[SadBloke]

"Perform the following calculation in spherical coordinates. The Maxwell-Boltzman velocity distribution function has the form:

f(u)=(mβ/2Π)^3/2e^-mβu2/2 where β is a constant. Using the fact that ε = (mu²)/2 = (3/2)k_BT = int(du_x)int(du_y)int(du_z)((mu²)/2)f(u) and using also the definition u²=u_x²+u_y²+u_z² complete the integral and show that β=1/(k_BT)
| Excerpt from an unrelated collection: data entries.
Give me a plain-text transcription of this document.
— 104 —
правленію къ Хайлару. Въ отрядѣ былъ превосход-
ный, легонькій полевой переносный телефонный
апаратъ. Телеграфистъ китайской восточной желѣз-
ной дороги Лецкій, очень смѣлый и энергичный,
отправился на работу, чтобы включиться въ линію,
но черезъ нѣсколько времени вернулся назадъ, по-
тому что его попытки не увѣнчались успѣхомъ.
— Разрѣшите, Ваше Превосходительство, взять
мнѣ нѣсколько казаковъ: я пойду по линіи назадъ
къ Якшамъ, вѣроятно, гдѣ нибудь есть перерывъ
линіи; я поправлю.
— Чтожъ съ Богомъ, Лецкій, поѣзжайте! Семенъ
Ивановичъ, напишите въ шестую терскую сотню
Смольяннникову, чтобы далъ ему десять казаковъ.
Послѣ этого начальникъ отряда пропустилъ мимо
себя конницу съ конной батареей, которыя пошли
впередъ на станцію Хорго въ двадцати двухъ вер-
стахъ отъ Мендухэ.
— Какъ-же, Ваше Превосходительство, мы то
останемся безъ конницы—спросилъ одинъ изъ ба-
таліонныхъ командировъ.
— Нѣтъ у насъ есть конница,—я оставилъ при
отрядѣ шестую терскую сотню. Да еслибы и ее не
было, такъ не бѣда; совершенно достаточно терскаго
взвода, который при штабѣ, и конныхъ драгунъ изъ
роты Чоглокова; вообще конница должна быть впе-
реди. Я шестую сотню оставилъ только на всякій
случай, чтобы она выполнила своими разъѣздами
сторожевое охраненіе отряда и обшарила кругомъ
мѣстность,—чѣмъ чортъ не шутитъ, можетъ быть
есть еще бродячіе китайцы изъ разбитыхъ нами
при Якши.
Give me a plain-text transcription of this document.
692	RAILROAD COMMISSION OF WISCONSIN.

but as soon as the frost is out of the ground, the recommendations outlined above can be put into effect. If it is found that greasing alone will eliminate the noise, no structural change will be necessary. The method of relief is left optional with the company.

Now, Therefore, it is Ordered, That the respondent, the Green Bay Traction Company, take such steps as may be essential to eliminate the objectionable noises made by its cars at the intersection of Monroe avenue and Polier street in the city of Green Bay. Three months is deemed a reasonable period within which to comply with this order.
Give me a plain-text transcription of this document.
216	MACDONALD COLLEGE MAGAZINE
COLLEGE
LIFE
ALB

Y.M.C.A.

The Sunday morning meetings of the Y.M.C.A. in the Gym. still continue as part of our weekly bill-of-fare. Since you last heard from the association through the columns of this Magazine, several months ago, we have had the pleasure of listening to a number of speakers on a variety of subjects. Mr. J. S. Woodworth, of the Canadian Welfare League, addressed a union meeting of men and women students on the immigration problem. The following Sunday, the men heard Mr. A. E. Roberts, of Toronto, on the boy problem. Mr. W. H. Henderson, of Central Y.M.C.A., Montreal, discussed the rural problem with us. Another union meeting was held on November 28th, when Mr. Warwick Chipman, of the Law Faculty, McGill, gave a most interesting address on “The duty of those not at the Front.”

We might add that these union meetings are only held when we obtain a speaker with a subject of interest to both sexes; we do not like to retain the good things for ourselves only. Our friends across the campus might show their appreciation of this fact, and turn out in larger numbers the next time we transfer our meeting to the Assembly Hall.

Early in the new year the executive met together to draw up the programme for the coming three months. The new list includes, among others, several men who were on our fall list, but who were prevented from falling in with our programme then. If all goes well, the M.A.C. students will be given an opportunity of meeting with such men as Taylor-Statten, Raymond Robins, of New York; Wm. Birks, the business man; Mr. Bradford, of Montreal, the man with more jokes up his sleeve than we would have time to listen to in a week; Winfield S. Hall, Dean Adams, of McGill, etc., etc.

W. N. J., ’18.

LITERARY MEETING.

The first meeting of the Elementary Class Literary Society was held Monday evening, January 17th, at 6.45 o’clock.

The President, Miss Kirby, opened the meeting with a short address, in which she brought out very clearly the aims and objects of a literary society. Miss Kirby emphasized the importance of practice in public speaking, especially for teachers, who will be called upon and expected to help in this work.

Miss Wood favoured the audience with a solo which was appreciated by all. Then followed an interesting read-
I'll link to my instructor's lecture notes, which I didn't find especially helpful but would give you a sense of what path I'm trying to follow.
http://faculty.washington.edu/gdrobny/Lecture453_1-14_Intro.pdf

I'm currently at page 5, figure 1.14.

I was thinking that the integral in figure 1.14 may be solvable using a generic form but haven't found one that I can fit the equation to.
Any help or insight would be greatly appreciated, as I've been trying to figure it out all weekend and made zero progress.

[Corribus]

There's an integral here I believe that fits.

http://en.wikipedia.org/wiki/List_of_integrals_of_exponential_functions

(Eighth one under definite integrals).

In the future, please try to use LaTex when writing equations like that. It's easy to misinterpret them the way you have them written.